Thursday, February 11, 2010

American and World Financial Crisis Continues

During the past three years years of writing this blog, I have been a prophet of doom about the American (and World) financial situation. (See my post "A Hard Rain's A-Gonna Fall" in March 2007 and many subsequent posts). I keep hoping that my observations are based on poor digestion and I will be proven wrong by a huge economic recovery; alas, that is not happening.

Although stock markets and commodity prices have recovered considerably from their lows in 2008 and 2009, the fundamental ills of the economy have not been solved. Personal income and employment have not recovered at all. Trade deficits remain immense. Unprecedented government spending has lessened the feeling of impending doom, but I wonder how much has actually been improved by the trillions spent.
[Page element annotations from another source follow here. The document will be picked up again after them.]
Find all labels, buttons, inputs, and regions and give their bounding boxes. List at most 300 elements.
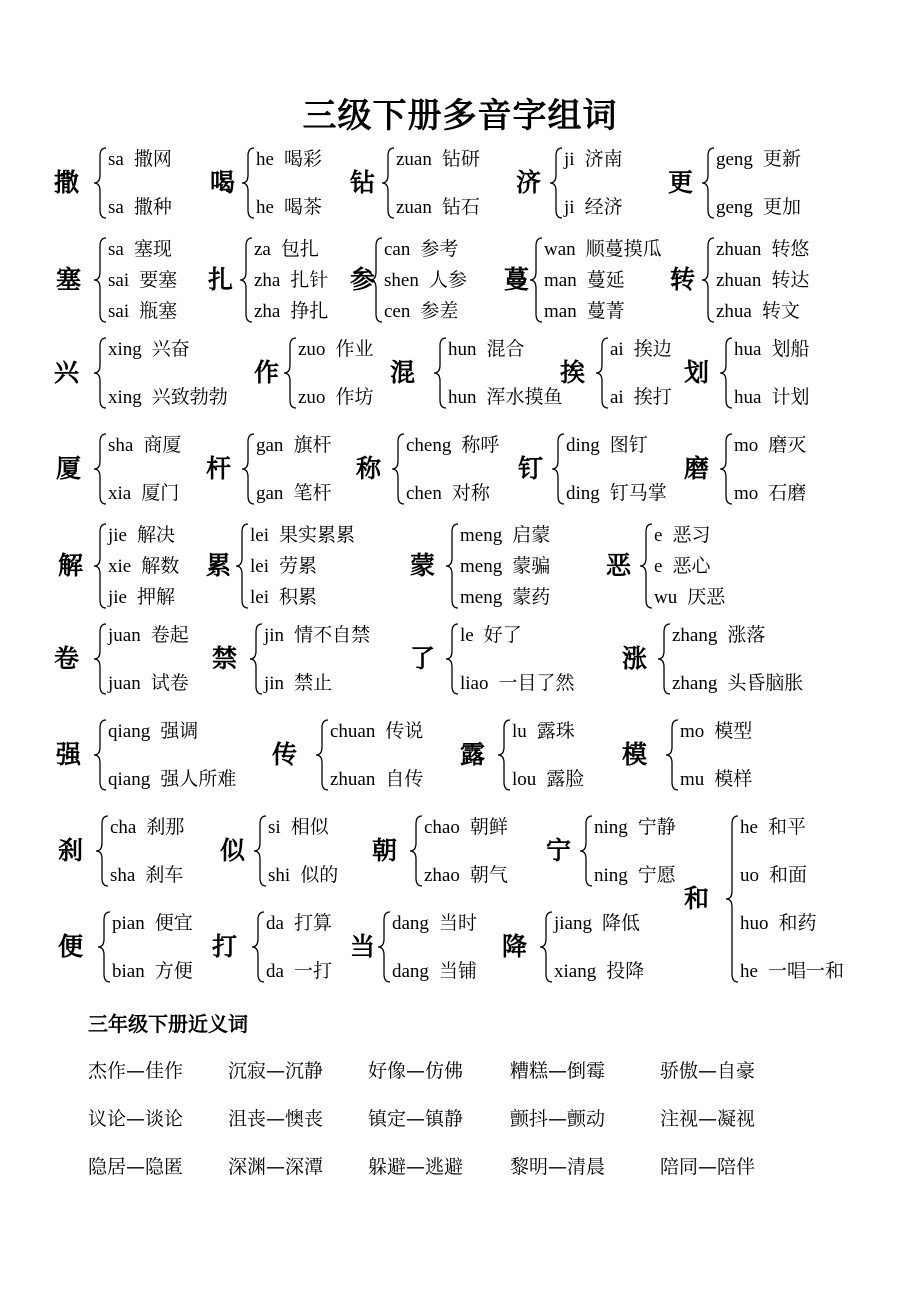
reading-line (734, 434, 806, 457)
example-word: 转达 (771, 269, 810, 291)
example-word: 商厦 (143, 434, 182, 456)
example-word: 作坊 (335, 386, 374, 408)
pinyin: jie (108, 525, 127, 546)
reading-line (448, 386, 563, 409)
polyphone-char: 和 (684, 884, 710, 913)
pinyin: xing (108, 339, 142, 360)
reading-line (254, 300, 328, 323)
reading-line (256, 148, 322, 171)
example-word: 露脸 (546, 768, 585, 790)
polyphone-char: 卷 (54, 644, 80, 673)
polyphone-char: 蒙 (410, 551, 436, 580)
reading-line (264, 624, 370, 647)
brace-icon (254, 816, 266, 886)
example-word: 涨落 (727, 624, 766, 646)
synonym-pair: 陪同—陪伴 (660, 1156, 756, 1178)
pinyin: zhang (672, 625, 718, 646)
example-word: 恶习 (672, 524, 711, 546)
reading-line (544, 238, 662, 261)
reading-line (680, 720, 752, 743)
pinyin: zhuan (330, 769, 376, 790)
example-word: 一打 (293, 960, 332, 982)
pinyin: chen (406, 483, 442, 504)
brace-icon (94, 148, 106, 218)
brace-icon (580, 816, 592, 886)
example-word: 情不自禁 (294, 624, 371, 646)
pinyin: cha (110, 817, 137, 838)
brace-icon (240, 238, 252, 322)
polyphone-char: 作 (254, 358, 280, 387)
example-word: 朝鲜 (469, 816, 508, 838)
example-word: 要塞 (139, 269, 178, 291)
pinyin: ding (566, 435, 600, 456)
pinyin: liao (460, 673, 489, 694)
polyphone-char: 钉 (518, 454, 544, 483)
pinyin: zhang (672, 673, 718, 694)
example-word: 模型 (714, 720, 753, 742)
reading-line (716, 148, 801, 171)
pinyin: hua (734, 339, 762, 360)
polyphone-char: 似 (220, 836, 246, 865)
pinyin: wan (544, 239, 576, 260)
reading-line (108, 196, 172, 219)
reading-line (298, 338, 373, 361)
example-word: 更新 (762, 148, 801, 170)
brace-icon (94, 238, 106, 322)
reading-line (740, 816, 806, 839)
synonym-pair: 注视—凝视 (660, 1108, 756, 1130)
polyphone-char: 称 (356, 454, 382, 483)
polyphone-char: 了 (410, 644, 436, 673)
pinyin: sa (108, 239, 124, 260)
example-word: 强人所难 (160, 768, 237, 790)
brace-icon (242, 434, 254, 504)
polyphone-char: 朝 (372, 836, 398, 865)
reading-line (554, 912, 640, 935)
example-word: 蔓菁 (586, 300, 625, 322)
reading-line (396, 196, 480, 219)
reading-line (564, 148, 623, 171)
polyphone-char: 模 (622, 740, 648, 769)
pinyin: pian (112, 913, 145, 934)
pinyin: lei (250, 556, 269, 577)
reading-line (108, 482, 179, 505)
page-title: 三级下册多音字组词 (302, 96, 618, 136)
reading-line (460, 624, 522, 647)
reading-line (734, 482, 806, 505)
reading-line (108, 300, 177, 323)
polyphone-char: 恶 (606, 551, 632, 580)
reading-line (544, 300, 625, 323)
example-word: 恶心 (672, 555, 711, 577)
example-word: 旗杆 (293, 434, 332, 456)
pinyin: ding (566, 483, 600, 504)
reading-line (330, 720, 423, 743)
polyphone-char: 打 (212, 932, 238, 961)
synonym-pair: 沉寂—沉静 (228, 1060, 324, 1082)
example-word: 挣扎 (290, 300, 329, 322)
example-word: 一唱一和 (767, 960, 844, 982)
reading-line (256, 434, 331, 457)
brace-icon (98, 912, 110, 982)
reading-line (734, 338, 809, 361)
pinyin: qiang (108, 721, 151, 742)
polyphone-char: 撒 (54, 168, 80, 197)
example-word: 打算 (293, 912, 332, 934)
example-word: 称呼 (461, 434, 500, 456)
pinyin: shi (268, 865, 291, 886)
brace-icon (252, 912, 264, 982)
synonym-pair: 沮丧—懊丧 (228, 1108, 324, 1130)
polyphone-char: 刹 (58, 836, 84, 865)
pinyin: da (266, 961, 284, 982)
example-word: 试卷 (150, 672, 189, 694)
reading-line (264, 672, 332, 695)
reading-line (108, 555, 179, 578)
polyphone-char: 钻 (350, 168, 376, 197)
pinyin: man (544, 301, 577, 322)
example-word: 当铺 (438, 960, 477, 982)
example-word: 笔杆 (293, 482, 332, 504)
polyphone-char: 更 (668, 168, 694, 197)
pinyin: jiang (554, 913, 592, 934)
polyphone-char: 当 (350, 932, 376, 961)
reading-line (266, 912, 332, 935)
reading-line (108, 624, 189, 647)
synonym-pair: 深渊—深潭 (228, 1156, 324, 1178)
reading-line (460, 672, 575, 695)
synonyms-title: 三年级下册近义词 (88, 1012, 248, 1036)
example-word: 自传 (385, 768, 424, 790)
brace-icon (370, 238, 382, 322)
reading-line (740, 864, 807, 887)
example-word: 对称 (451, 482, 490, 504)
polyphone-char: 济 (516, 168, 542, 197)
reading-line (112, 912, 193, 935)
reading-line (384, 300, 458, 323)
pinyin: dang (392, 913, 429, 934)
pinyin: gan (256, 435, 284, 456)
pinyin: xia (108, 483, 132, 504)
polyphone-char: 厦 (56, 454, 82, 483)
reading-line (734, 386, 809, 409)
reading-line (384, 269, 467, 292)
example-word: 挨打 (633, 386, 672, 408)
reading-line (396, 148, 480, 171)
pinyin: he (740, 961, 758, 982)
pinyin: qiang (108, 769, 151, 790)
pinyin: lu (512, 721, 527, 742)
pinyin: xie (108, 556, 132, 577)
pinyin: juan (108, 673, 141, 694)
pinyin: lei (250, 525, 269, 546)
brace-icon (250, 624, 262, 694)
brace-icon (640, 524, 652, 608)
brace-icon (284, 338, 296, 408)
pinyin: ai (610, 339, 624, 360)
example-word: 厦门 (141, 482, 180, 504)
brace-icon (378, 912, 390, 982)
brace-icon (726, 816, 738, 982)
pinyin: e (654, 556, 663, 577)
example-word: 劳累 (279, 555, 318, 577)
example-word: 兴奋 (151, 338, 190, 360)
pinyin: le (460, 625, 474, 646)
brace-icon (540, 912, 552, 982)
reading-line (112, 960, 193, 983)
reading-line (110, 864, 183, 887)
example-word: 解数 (141, 555, 180, 577)
pinyin: meng (460, 587, 503, 608)
example-word: 当时 (438, 912, 477, 934)
example-word: 厌恶 (687, 586, 726, 608)
example-word: 钉马掌 (609, 482, 667, 504)
pinyin: mo (734, 483, 759, 504)
example-word: 撒种 (133, 196, 172, 218)
polyphone-char: 蔓 (504, 265, 530, 294)
reading-line (594, 864, 676, 887)
synonym-pair: 颤抖—颤动 (510, 1108, 606, 1130)
example-word: 喝彩 (283, 148, 322, 170)
brace-icon (94, 524, 106, 608)
reading-line (108, 238, 172, 261)
reading-line (108, 672, 189, 695)
polyphone-char: 累 (206, 551, 232, 580)
brace-icon (666, 720, 678, 790)
brace-icon (550, 148, 562, 218)
pinyin: wu (654, 587, 678, 608)
pinyin: zuan (396, 149, 432, 170)
reading-line (108, 586, 175, 609)
example-word: 钻石 (441, 196, 480, 218)
pinyin: ji (564, 197, 575, 218)
brace-icon (410, 816, 422, 886)
pinyin: cheng (406, 435, 452, 456)
brace-icon (392, 434, 404, 504)
pinyin: jin (264, 673, 285, 694)
example-word: 积累 (279, 586, 318, 608)
example-word: 启蒙 (512, 524, 551, 546)
reading-line (330, 768, 423, 791)
pinyin: meng (460, 525, 503, 546)
brace-icon (702, 148, 714, 218)
pinyin: huo (740, 913, 769, 934)
example-word: 果实累累 (279, 524, 356, 546)
reading-line (654, 586, 725, 609)
reading-line (384, 238, 458, 261)
brace-icon (446, 624, 458, 694)
example-word: 转悠 (771, 238, 810, 260)
example-word: 参考 (420, 238, 459, 260)
polyphone-char: 涨 (622, 644, 648, 673)
example-word: 头昏脑胀 (727, 672, 804, 694)
synonym-pair: 骄傲—自豪 (660, 1060, 756, 1082)
example-word: 塞现 (133, 238, 172, 260)
example-word: 计划 (771, 386, 810, 408)
example-word: 混合 (486, 338, 525, 360)
example-word: 刹那 (146, 816, 185, 838)
example-word: 瓶塞 (139, 300, 178, 322)
pinyin: hun (448, 339, 477, 360)
pinyin: si (268, 817, 281, 838)
brace-icon (720, 434, 732, 504)
brace-icon (552, 434, 564, 504)
synonym-pair: 糟糕—倒霉 (510, 1060, 606, 1082)
brace-icon (702, 238, 714, 322)
reading-line (512, 768, 584, 791)
example-word: 一目了然 (498, 672, 575, 694)
polyphone-char: 混 (390, 358, 416, 387)
pinyin: jin (264, 625, 285, 646)
polyphone-char: 兴 (54, 358, 80, 387)
example-word: 蔓延 (586, 269, 625, 291)
example-word: 押解 (137, 586, 176, 608)
example-word: 兴致勃勃 (151, 386, 228, 408)
brace-icon (530, 238, 542, 322)
example-word: 降低 (602, 912, 641, 934)
pinyin: can (384, 239, 411, 260)
polyphone-char: 挨 (560, 358, 586, 387)
pinyin: ai (610, 387, 624, 408)
reading-line (424, 864, 508, 887)
polyphone-char: 磨 (684, 454, 710, 483)
brace-icon (720, 338, 732, 408)
example-word: 划船 (771, 338, 810, 360)
pinyin: meng (460, 556, 503, 577)
example-word: 撒网 (133, 148, 172, 170)
reading-line (254, 238, 319, 261)
synonym-pair: 议论—谈论 (88, 1108, 184, 1130)
example-word: 更加 (762, 196, 801, 218)
pinyin: mo (734, 435, 759, 456)
pinyin: ning (594, 865, 628, 886)
reading-line (654, 524, 710, 547)
pinyin: zuo (298, 387, 326, 408)
reading-line (108, 720, 198, 743)
reading-line (672, 672, 803, 695)
example-word: 作业 (335, 338, 374, 360)
example-word: 和平 (767, 816, 806, 838)
polyphone-char: 参 (350, 265, 376, 294)
polyphone-char: 露 (460, 740, 486, 769)
pinyin: zhuan (716, 270, 762, 291)
synonym-pair: 黎明—清晨 (510, 1156, 606, 1178)
reading-line (566, 434, 648, 457)
pinyin: mu (680, 769, 705, 790)
example-word: 磨灭 (768, 434, 807, 456)
pinyin: zha (254, 270, 281, 291)
reading-line (392, 912, 477, 935)
pinyin: geng (716, 197, 753, 218)
reading-line (716, 300, 800, 323)
reading-line (108, 768, 236, 791)
example-word: 宁静 (637, 816, 676, 838)
reading-line (594, 816, 676, 839)
pinyin: mo (680, 721, 705, 742)
pinyin: zhao (424, 865, 460, 886)
pinyin: hua (734, 387, 762, 408)
example-word: 济南 (584, 148, 623, 170)
example-word: 包扎 (280, 238, 319, 260)
pinyin: zha (254, 301, 281, 322)
example-word: 参差 (420, 300, 459, 322)
reading-line (266, 960, 332, 983)
pinyin: zuo (298, 339, 326, 360)
pinyin: geng (716, 149, 753, 170)
brace-icon (446, 524, 458, 608)
reading-line (108, 269, 177, 292)
reading-line (716, 269, 809, 292)
brace-icon (236, 524, 248, 608)
pinyin: sai (108, 270, 130, 291)
example-word: 蒙药 (512, 586, 551, 608)
example-word: 和面 (769, 864, 808, 886)
reading-line (254, 269, 328, 292)
example-word: 模样 (714, 768, 753, 790)
example-word: 和药 (778, 912, 817, 934)
polyphone-char: 解 (58, 551, 84, 580)
reading-line (716, 196, 801, 219)
polyphone-char: 降 (502, 932, 528, 961)
example-word: 喝茶 (283, 196, 322, 218)
polyphone-char: 扎 (208, 265, 234, 294)
polyphone-char: 喝 (210, 168, 236, 197)
polyphone-char: 杆 (206, 454, 232, 483)
pinyin: xing (108, 387, 142, 408)
pinyin: zhua (716, 301, 752, 322)
reading-line (740, 960, 844, 983)
example-word: 朝气 (469, 864, 508, 886)
pinyin: he (740, 817, 758, 838)
example-word: 刹车 (145, 864, 184, 886)
pinyin: hun (448, 387, 477, 408)
pinyin: ji (564, 149, 575, 170)
pinyin: he (256, 197, 274, 218)
synonym-pair: 好像—仿佛 (368, 1060, 464, 1082)
polyphone-char: 便 (58, 932, 84, 961)
reading-line (566, 482, 667, 505)
reading-line (256, 196, 322, 219)
example-word: 浑水摸鱼 (486, 386, 563, 408)
pinyin: zuan (396, 197, 432, 218)
reading-line (680, 768, 752, 791)
example-word: 钻研 (441, 148, 480, 170)
synonym-pair: 躲避—逃避 (368, 1156, 464, 1178)
pinyin: cen (384, 301, 411, 322)
brace-icon (94, 338, 106, 408)
reading-line (448, 338, 525, 361)
pinyin: lou (512, 769, 537, 790)
pinyin: sa (108, 197, 124, 218)
reading-line (108, 434, 181, 457)
example-word: 经济 (584, 196, 623, 218)
pinyin: jie (108, 587, 127, 608)
example-word: 顺蔓摸瓜 (585, 238, 662, 260)
example-word: 方便 (154, 960, 193, 982)
reading-line (512, 720, 575, 743)
example-word: 转文 (761, 300, 800, 322)
brace-icon (96, 816, 108, 886)
example-word: 蒙骗 (512, 555, 551, 577)
reading-line (108, 524, 175, 547)
polyphone-char: 宁 (546, 836, 572, 865)
reading-line (298, 386, 373, 409)
reading-line (250, 586, 317, 609)
example-word: 解决 (137, 524, 176, 546)
pinyin: uo (740, 865, 759, 886)
reading-line (654, 555, 710, 578)
polyphone-char: 禁 (212, 644, 238, 673)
See this week's article by Niall Ferguson A Greek Crisis is Coming to America. My wife and I will traveling to Greece and several other Mediterranean countries in March. Already there are widespread strikes due to severe government spending cutbacks. I knew this situation when I planned our trip. However, to avoid all economic crisis zones, we would need to stay at home.

I wish I had some brilliant insights to offer of how to avoid this continuing storm. On a mass scale, the die is already cast. Governments will reap the consequences of deficit spending in the near future.

For individuals, we can protect ourselves to some extent by embracing the values of our ancestors who nearly always lived in precarious times. We need to spend less than we earn and to become even more frugal. We need to focus on our jobs, however humble, and scramble to earn enough to live. We need to look after our neighbors and the least fortunate people in our communities. We must abandon hope that governments can rescue us; they seem unable to even look after themselves.

I don't think this crisis will last indefinitely, but it will stay longer than most of us have patience to endure. My hope is that we will relearn what our grandparents knew.

For Christmas I gave my wife the book From Dawn to Decadence by Jacques Barzun. His title could well be the epitaph of our Western Civilization, unless we reinvigorate our approach to life, money and work.

However, at heart I remain a stubborn optimist. I believe humanity has the metal to survive even worse storms as we demonstrated during the great wars in the first half of the 20th Century. We will need to change our ways.